At 23-years old, Jules refuses to let her surroundings or circumstance define her- through her music she has found autonomy and a voice. Having grown up with epilepsy, Hale has always had a different perception of the world around her. Music has also provided her with a safe haven, acting as a stabilizing element in her mental health.
She described to me how her life with epilepsy has strongly influenced her work as a musician. Similar to how artists with synesthesia report different perceptions of sensory stimuli, Hale described to me that her experience with epilepsy has allowed her to access a completely different area of senses that are not available to others. She explains that these senses allow her to feel more, in emotional terms as well.
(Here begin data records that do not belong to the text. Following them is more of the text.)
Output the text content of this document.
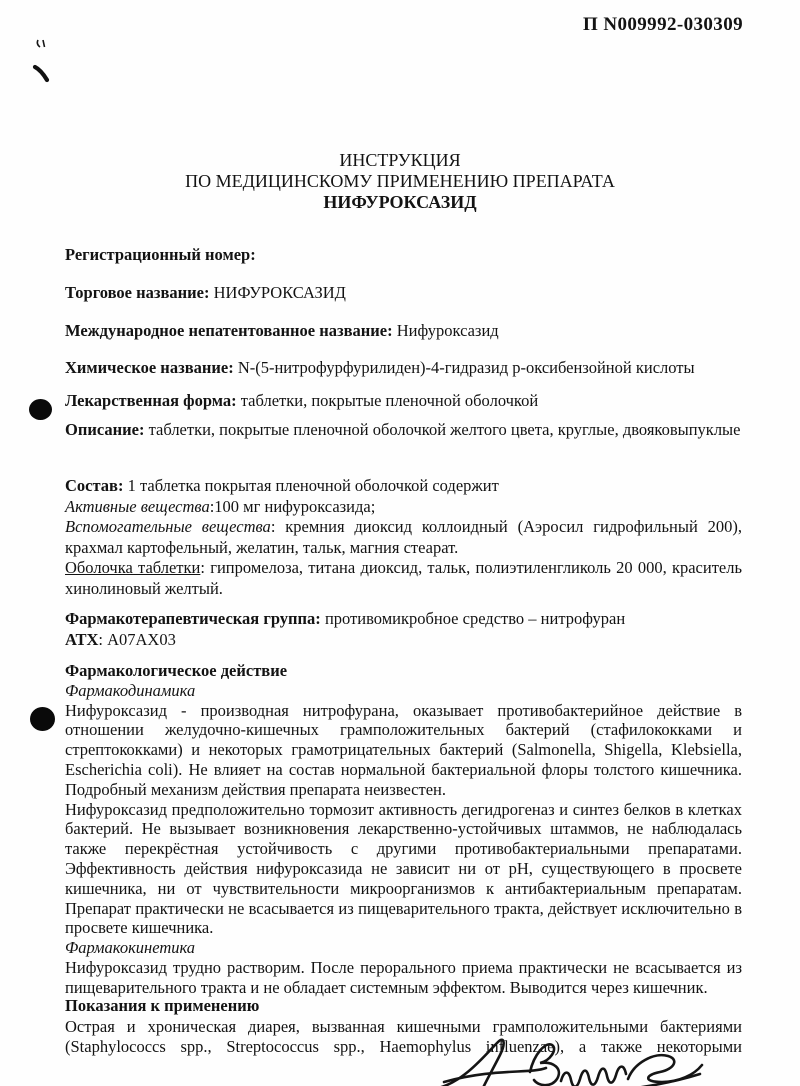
П N009992-030309
ИНСТРУКЦИЯ
ПО МЕДИЦИНСКОМУ ПРИМЕНЕНИЮ ПРЕПАРАТА
НИФУРОКСАЗИД
Регистрационный номер:
Торговое название: НИФУРОКСАЗИД
Международное непатентованное название: Нифуроксазид
Химическое название: N-(5-нитрофурфурилиден)-4-гидразид р-оксибензойной кислоты
Лекарственная форма: таблетки, покрытые пленочной оболочкой
Описание: таблетки, покрытые пленочной оболочкой желтого цвета, круглые, двояковыпуклые

Состав: 1 таблетка покрытая пленочной оболочкой содержит

Активные вещества:100 мг нифуроксазида;

Вспомогательные вещества: кремния диоксид коллоидный (Аэросил гидрофильный 200), крахмал картофельный, желатин, тальк, магния стеарат.

Оболочка таблетки: гипромелоза, титана диоксид, тальк, полиэтиленгликоль 20 000, краситель хинолиновый желтый.

Фармакотерапевтическая группа: противомикробное средство – нитрофуран

АТХ: A07AX03

Фармакологическое действие

Фармакодинамика

Нифуроксазид - производная нитрофурана, оказывает противобактерийное действие в отношении желудочно-кишечных грамположительных бактерий (стафилококками и стрептококками) и некоторых грамотрицательных бактерий (Salmonella, Shigella, Klebsiella, Escherichia coli). Не влияет на состав нормальной бактериальной флоры толстого кишечника. Подробный механизм действия препарата неизвестен.

Нифуроксазид предположительно тормозит активность дегидрогеназ и синтез белков в клетках бактерий. Не вызывает возникновения лекарственно-устойчивых штаммов, не наблюдалась также перекрёстная устойчивость с другими противобактериальными препаратами. Эффективность действия нифуроксазида не зависит ни от pH, существующего в просвете кишечника, ни от чувствительности микроорганизмов к антибактериальным препаратам. Препарат практически не всасывается из пищеварительного тракта, действует исключительно в просвете кишечника.

Фармакокинетика

Нифуроксазид трудно растворим. После перорального приема практически не всасывается из пищеварительного тракта и не обладает системным эффектом. Выводится через кишечник.

Показания к применению

Острая и хроническая диарея, вызванная кишечными грамположительными бактериями (Staphylococcs spp., Streptococcus spp., Haemophylus influenzae), а также некоторыми
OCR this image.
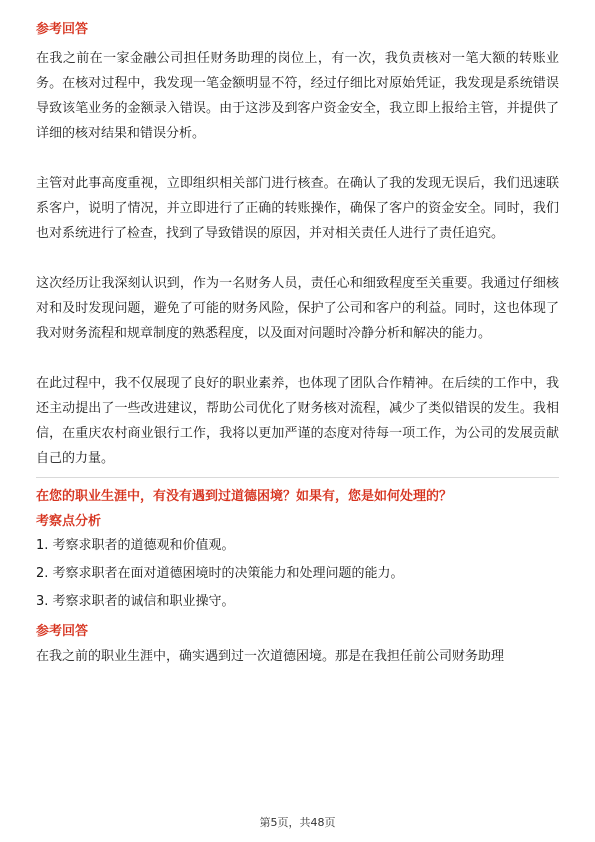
参考回答

在我之前在一家金融公司担任财务助理的岗位上，有一次，我负责核对一笔大额的转账业务。在核对过程中，我发现一笔金额明显不符，经过仔细比对原始凭证，我发现是系统错误导致该笔业务的金额录入错误。由于这涉及到客户资金安全，我立即上报给主管，并提供了详细的核对结果和错误分析。

主管对此事高度重视，立即组织相关部门进行核查。在确认了我的发现无误后，我们迅速联系客户，说明了情况，并立即进行了正确的转账操作，确保了客户的资金安全。同时，我们也对系统进行了检查，找到了导致错误的原因，并对相关责任人进行了责任追究。

这次经历让我深刻认识到，作为一名财务人员，责任心和细致程度至关重要。我通过仔细核对和及时发现问题，避免了可能的财务风险，保护了公司和客户的利益。同时，这也体现了我对财务流程和规章制度的熟悉程度，以及面对问题时冷静分析和解决的能力。

在此过程中，我不仅展现了良好的职业素养，也体现了团队合作精神。在后续的工作中，我还主动提出了一些改进建议，帮助公司优化了财务核对流程，减少了类似错误的发生。我相信，在重庆农村商业银行工作，我将以更加严谨的态度对待每一项工作，为公司的发展贡献自己的力量。

在您的职业生涯中，有没有遇到过道德困境？如果有，您是如何处理的？
考察点分析

1. 考察求职者的道德观和价值观。

2. 考察求职者在面对道德困境时的决策能力和处理问题的能力。

3. 考察求职者的诚信和职业操守。

参考回答

在我之前的职业生涯中，确实遇到过一次道德困境。那是在我担任前公司财务助理

第5页，共48页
We got into talking about mental health, and how there is still stigma surrounding it. Hearing Hale discuss this topic made me realize why I'd found myself connecting to Den-Mate's music in the first place- it is the epitome of authentic. Despite the difference between Hale's persona on-stage and off, every aspect of Den-Mate is an extension of her. This is even true of her older works.
Den-Mate's next album, which should hopefully be released sometime over the course of the next year through DC's own, Babe City Records, was actually recorded about a year ago. I asked Hale if it felt like those songs were still representative of herself now or if she feels like she's changed at all. She feels that despite a song's location in her personal timeline, it will always be an extension of herself. Although, on newer works, she is allowing others to weigh in on the creative process. She is still creating the basis for the songs, but has opened the floor for other band members to add their perspective voices to the conversation.
When asked about what's next for Den-Mate- specifically what goals she wants to achieve in terms of success in her field, Hale's answer could not have been more genuine. She told me that after their set, a girl had come up to her at the merch table, and told her that a friends had gone through a difficult time but listening to Den-Mate really helped them get through it.
Jules tells me that moments like these are what make life and music fulfilling for her. It’s not about playing a certain venue, or gaining critical acclaim, but rather, it's about connecting to people. She doesn't want to expect anything when it comes to what she does. She says she's seen people get disappointed and that she would never want to feel that way about her music.
Hale's words carry a great sense of wisdom for someone so young, yet she manages to keep an air of wonder about her. She doesn't take anything for granted and when asked about upcoming releases and touring, Hale says she is excited for it all.
Her band is currently on tour, playing shows on the east coast. Make sure to keep an eye out for new releases in the near future, and check them out live if you have the chance. Their next shows will be in Hadley, MA 10/28 and Baltimore, MD 10/30.